心理学を志す学生たちは、多かれ少なかれ、他人を助けてあげたい、他人の悩みを分かち合ってあげたい、という熱く優しい気持ちを持って、大学に入ってきます。その学生たちに、心は脳が作り出す現象なので、心を分かるためには、脳のことや医学のことも少しは勉強したほうがいいよ、と言うと、多くの学生は「医学なんて関係ないよ」としり込みをします。「心臓は心の座でなく、血液循環系の中心だ」というと、裏切られたような顔をします。

入学したての学生たちの、こうした素朴な感受性を真っ向から裏切ることだけはないように、しかし、知識を積み上げる心だけでなく、君らが考える本当の心、胸にあると思っている熱い心も、やっぱり脳が生み出すのだよ、ということを教えてゆくわけですが、いささか苦心のいるところです。

 

杉田玄白:解体新書話が飛びますが、かのパスカルはパンセの中で、

It is not in space that I must seek my human dignity, but in the ordering of my thought.

と言い、また、別のところで、

Through space the universe grasps me and swallows me up like a speck; through thought I grasp it.

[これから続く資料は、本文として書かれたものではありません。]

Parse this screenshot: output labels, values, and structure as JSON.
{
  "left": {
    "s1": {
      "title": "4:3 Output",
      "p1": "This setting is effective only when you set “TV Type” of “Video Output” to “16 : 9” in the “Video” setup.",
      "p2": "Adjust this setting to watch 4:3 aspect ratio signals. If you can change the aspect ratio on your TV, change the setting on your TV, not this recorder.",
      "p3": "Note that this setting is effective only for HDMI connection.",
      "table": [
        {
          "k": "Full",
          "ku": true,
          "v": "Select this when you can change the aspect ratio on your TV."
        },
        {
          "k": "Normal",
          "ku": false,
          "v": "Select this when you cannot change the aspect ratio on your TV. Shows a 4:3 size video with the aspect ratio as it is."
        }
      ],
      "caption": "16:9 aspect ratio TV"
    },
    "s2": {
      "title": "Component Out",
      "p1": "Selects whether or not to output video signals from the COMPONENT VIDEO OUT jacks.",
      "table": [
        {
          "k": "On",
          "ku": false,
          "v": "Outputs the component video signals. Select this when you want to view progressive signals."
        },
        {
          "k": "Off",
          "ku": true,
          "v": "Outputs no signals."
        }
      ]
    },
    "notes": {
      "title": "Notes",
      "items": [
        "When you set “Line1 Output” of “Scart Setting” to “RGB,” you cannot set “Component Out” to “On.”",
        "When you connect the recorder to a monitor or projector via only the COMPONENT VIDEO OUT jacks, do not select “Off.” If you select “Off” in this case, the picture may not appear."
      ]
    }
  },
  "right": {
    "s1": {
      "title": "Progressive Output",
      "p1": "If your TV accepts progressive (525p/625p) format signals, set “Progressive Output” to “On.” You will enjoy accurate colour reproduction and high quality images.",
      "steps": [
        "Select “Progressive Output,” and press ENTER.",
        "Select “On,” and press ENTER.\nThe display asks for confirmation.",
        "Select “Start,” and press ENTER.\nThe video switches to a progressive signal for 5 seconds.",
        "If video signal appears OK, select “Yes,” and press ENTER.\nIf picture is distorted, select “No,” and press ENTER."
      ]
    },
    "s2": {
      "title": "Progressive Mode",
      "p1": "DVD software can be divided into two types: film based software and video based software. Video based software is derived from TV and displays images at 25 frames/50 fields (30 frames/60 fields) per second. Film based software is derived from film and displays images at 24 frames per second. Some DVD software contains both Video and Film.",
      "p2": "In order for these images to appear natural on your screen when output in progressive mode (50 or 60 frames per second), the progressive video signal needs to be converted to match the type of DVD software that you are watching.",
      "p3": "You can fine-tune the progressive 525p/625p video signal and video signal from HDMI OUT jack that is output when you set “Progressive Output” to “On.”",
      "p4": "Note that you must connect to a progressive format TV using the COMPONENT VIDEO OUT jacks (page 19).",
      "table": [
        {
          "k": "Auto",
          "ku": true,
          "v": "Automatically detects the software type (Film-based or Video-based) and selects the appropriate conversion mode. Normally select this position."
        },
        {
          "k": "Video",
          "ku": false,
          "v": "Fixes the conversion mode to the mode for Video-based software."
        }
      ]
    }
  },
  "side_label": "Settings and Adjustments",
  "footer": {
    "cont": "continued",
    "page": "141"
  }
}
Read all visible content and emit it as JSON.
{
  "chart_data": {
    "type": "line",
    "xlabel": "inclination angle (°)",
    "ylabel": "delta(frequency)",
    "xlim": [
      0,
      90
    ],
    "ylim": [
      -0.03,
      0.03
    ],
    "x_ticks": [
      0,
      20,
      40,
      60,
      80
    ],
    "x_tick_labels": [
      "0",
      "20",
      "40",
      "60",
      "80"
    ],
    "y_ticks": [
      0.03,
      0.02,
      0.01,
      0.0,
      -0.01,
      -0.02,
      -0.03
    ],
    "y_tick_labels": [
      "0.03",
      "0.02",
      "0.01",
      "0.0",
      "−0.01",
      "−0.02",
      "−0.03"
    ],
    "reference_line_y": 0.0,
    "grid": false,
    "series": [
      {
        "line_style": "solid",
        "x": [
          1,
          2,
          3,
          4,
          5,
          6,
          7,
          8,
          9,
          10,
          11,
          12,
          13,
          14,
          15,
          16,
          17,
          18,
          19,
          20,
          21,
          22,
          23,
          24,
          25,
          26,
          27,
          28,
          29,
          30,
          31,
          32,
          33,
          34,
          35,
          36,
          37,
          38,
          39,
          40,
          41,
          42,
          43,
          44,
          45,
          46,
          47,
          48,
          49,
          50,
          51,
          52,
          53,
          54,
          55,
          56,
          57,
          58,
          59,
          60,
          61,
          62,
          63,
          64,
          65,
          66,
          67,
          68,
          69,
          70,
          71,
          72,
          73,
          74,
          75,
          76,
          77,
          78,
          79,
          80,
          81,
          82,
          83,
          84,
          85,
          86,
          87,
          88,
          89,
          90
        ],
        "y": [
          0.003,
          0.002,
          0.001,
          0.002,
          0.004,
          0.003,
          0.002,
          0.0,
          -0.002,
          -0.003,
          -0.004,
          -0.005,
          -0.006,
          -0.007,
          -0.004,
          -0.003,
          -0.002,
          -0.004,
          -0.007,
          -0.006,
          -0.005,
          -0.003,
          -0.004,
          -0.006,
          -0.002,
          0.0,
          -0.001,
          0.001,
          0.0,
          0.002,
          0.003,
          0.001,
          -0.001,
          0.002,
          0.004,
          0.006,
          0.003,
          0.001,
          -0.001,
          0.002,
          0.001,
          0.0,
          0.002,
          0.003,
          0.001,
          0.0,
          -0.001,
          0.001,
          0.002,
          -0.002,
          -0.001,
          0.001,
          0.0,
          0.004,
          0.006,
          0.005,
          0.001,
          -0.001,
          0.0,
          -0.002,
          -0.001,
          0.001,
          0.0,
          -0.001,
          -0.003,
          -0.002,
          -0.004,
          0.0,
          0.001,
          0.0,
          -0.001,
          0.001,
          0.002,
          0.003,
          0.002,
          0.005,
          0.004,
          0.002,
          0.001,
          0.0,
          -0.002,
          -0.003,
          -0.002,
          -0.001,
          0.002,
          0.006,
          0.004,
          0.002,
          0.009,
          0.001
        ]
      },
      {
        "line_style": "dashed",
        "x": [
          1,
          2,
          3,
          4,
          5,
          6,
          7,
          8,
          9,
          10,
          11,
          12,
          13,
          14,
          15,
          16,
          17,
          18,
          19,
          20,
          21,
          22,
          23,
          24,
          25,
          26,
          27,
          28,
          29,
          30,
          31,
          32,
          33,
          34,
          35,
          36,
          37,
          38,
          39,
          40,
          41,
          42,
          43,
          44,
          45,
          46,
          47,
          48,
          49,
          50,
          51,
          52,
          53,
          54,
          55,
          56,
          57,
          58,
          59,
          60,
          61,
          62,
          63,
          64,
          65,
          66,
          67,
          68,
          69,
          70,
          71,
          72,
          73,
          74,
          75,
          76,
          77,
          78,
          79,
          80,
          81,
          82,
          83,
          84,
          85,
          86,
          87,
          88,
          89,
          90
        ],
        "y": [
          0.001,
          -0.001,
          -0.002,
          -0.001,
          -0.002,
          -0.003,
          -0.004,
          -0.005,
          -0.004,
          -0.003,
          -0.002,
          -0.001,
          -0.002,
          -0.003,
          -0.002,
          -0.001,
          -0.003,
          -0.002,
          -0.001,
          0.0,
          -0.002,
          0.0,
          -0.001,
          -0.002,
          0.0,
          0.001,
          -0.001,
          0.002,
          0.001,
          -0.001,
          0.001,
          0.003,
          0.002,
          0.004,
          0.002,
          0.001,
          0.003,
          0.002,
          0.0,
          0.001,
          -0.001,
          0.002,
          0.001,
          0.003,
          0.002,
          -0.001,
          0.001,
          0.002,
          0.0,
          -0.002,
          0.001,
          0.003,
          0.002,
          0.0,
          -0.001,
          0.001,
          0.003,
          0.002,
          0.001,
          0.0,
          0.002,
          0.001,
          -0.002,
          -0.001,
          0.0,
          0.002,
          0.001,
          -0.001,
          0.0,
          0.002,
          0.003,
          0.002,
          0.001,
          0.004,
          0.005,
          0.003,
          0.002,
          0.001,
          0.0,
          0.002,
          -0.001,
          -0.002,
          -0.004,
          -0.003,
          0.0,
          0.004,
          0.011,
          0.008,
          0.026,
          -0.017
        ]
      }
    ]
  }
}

とも言っています(原文でも和訳でもなく、英訳でごめんなさい)。

この文は、空間と思考、あるいは宇宙と思考を対置することによって、思考という営為の特殊性、つまりは人間の心の働きの素晴らしさを鮮やかに表現しています。脳科学は、パスカルのこのような思考を生み出すことも出来る脳という臓器を、新たなる宇宙に見立てて、その仕組みの解明に挑戦しています。われわれ脳や心の研究に携わるものが、思考という働きを、脳の働きを媒介に、対象化し、分解してゆく過程で(つまり、思考が思考を対象化する道筋で)、知らず知らずのうちに、パスカルの言う人間の尊厳をも、同じように分解し、雲散霧消させてしまわないよう、自戒したいものです。